Funding sought for massacre descendants: A Florida lawmaker is proposing that Ocoee massacre descendants be included in a scholarship program that currently benefits the youth of Rosewood, a predominately African American community destroyed by white mobs.  The plan entails paying up to $6,100 in tuition and registration fees for applicants who can prove they are the descendants of the African-American residents of Ocoee who were killed or run out of town in 1920. Gov.

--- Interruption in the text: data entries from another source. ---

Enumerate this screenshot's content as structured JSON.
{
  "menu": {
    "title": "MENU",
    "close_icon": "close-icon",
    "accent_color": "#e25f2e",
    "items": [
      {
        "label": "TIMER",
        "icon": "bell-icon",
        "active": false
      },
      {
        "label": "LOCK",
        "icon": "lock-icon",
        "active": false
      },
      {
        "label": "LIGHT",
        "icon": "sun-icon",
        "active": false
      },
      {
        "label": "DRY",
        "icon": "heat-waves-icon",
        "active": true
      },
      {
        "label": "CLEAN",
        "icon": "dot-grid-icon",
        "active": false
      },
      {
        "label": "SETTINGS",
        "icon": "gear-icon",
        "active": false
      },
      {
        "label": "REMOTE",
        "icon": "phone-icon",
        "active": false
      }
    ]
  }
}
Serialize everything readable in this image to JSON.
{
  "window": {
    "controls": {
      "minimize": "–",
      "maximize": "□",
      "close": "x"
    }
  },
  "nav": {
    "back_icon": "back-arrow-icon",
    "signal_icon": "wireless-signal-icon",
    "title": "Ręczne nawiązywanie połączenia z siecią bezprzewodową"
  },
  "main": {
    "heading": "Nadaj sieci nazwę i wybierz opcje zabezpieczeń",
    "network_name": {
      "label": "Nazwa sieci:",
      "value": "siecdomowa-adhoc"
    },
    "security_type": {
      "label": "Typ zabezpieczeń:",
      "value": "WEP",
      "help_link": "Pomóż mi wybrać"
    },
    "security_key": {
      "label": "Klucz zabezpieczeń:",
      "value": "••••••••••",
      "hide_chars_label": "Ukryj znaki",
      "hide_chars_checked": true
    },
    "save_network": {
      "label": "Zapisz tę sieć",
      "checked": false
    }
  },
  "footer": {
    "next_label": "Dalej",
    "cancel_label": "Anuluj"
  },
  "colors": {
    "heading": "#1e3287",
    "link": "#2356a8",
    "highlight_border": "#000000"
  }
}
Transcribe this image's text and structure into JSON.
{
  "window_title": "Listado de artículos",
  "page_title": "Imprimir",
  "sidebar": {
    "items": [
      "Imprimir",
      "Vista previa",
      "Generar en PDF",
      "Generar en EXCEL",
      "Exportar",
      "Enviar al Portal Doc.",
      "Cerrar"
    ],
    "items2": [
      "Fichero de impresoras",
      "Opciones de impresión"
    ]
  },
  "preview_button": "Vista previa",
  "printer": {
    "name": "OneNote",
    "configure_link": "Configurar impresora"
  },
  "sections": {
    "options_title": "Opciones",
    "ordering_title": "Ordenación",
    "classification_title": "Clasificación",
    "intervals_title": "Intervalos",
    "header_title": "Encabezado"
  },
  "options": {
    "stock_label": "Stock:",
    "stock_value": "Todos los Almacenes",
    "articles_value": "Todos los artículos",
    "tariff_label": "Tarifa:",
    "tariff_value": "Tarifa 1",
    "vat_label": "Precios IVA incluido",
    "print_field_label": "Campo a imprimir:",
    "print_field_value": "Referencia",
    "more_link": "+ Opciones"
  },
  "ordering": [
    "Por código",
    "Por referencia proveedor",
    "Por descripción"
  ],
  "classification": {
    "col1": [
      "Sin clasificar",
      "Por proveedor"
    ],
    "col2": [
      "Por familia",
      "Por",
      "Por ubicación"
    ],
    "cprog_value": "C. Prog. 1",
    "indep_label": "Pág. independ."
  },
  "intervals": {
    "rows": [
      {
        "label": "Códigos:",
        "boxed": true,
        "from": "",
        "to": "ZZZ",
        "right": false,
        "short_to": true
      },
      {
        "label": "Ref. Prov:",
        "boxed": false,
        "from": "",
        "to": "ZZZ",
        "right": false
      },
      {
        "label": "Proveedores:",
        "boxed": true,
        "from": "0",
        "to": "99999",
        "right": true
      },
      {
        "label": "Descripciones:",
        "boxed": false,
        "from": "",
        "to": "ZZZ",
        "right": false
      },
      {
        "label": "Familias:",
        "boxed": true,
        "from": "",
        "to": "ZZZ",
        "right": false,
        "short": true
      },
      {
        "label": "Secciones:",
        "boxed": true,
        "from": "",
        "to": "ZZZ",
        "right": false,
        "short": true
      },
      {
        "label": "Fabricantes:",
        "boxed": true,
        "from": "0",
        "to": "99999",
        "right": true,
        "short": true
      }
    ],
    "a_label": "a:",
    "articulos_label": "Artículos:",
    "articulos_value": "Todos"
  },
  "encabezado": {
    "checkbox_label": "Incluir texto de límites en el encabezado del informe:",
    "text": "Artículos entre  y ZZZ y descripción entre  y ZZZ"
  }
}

Ron DeSantis signed into law last year legislation that required schools to teach students about the racial violence that occurred in Ocoee.   AP. Orlando Sentinel.

Educational honors: Jacob Carriero of Mascotte Charter School learned he is a finalist for Lake County Rookie Teacher of the Year. Carriero, who teaches physical education for kindergarten through fifth grade students, is one of a handful of educators in the running for the honor, which is sponsored by the Education Foundation of Lake County. The other finalists are Amy Crofts, a pre-kindergarten teacher at Rimes Early Learning Center in Leesburg, and Theresa Spann, a culinary CTE (Career Technical Education) teacher at Umatilla High School. In addition, finalists for School Related Employee of the Year were announced. They include Samson Becker, a custodian at Groveland Elementary, Sandra Belinski, a bookkeeper at East Ridge Middle in Clermont, April Dempsey, a food service worker at Grassy Lake Elementary in Minneola, and Karly Nelson, a teacher’s assistant at Leesburg Elementary. This year’s Teacher of the Year winner and School Related Employee of the Year winner will be announced on March 10.  Daily Commercial. 

Children of farmworkers: Economic hardships coupled with the coronavirus pandemic has forced the children of migrant workers out of school and into the fields. WLRN.

Opinions on schools: Senate Bill 48 compromises truth and threatens public education. The bill reduces oversight of private organizations from annual reviews to every three years, provides for private, not public, education scholarships, and requires parents instead of educators to be evaluators of their child’s educational progress. The Rev. Ray Johnson, Ledger. Florida’s lower-income students will benefit from access to ESA’s (educational savings accounts). Doug Tuthill, redefinED School options should be tailored to meet a child’s life and academic needs. Gwen Samuel, redefinED.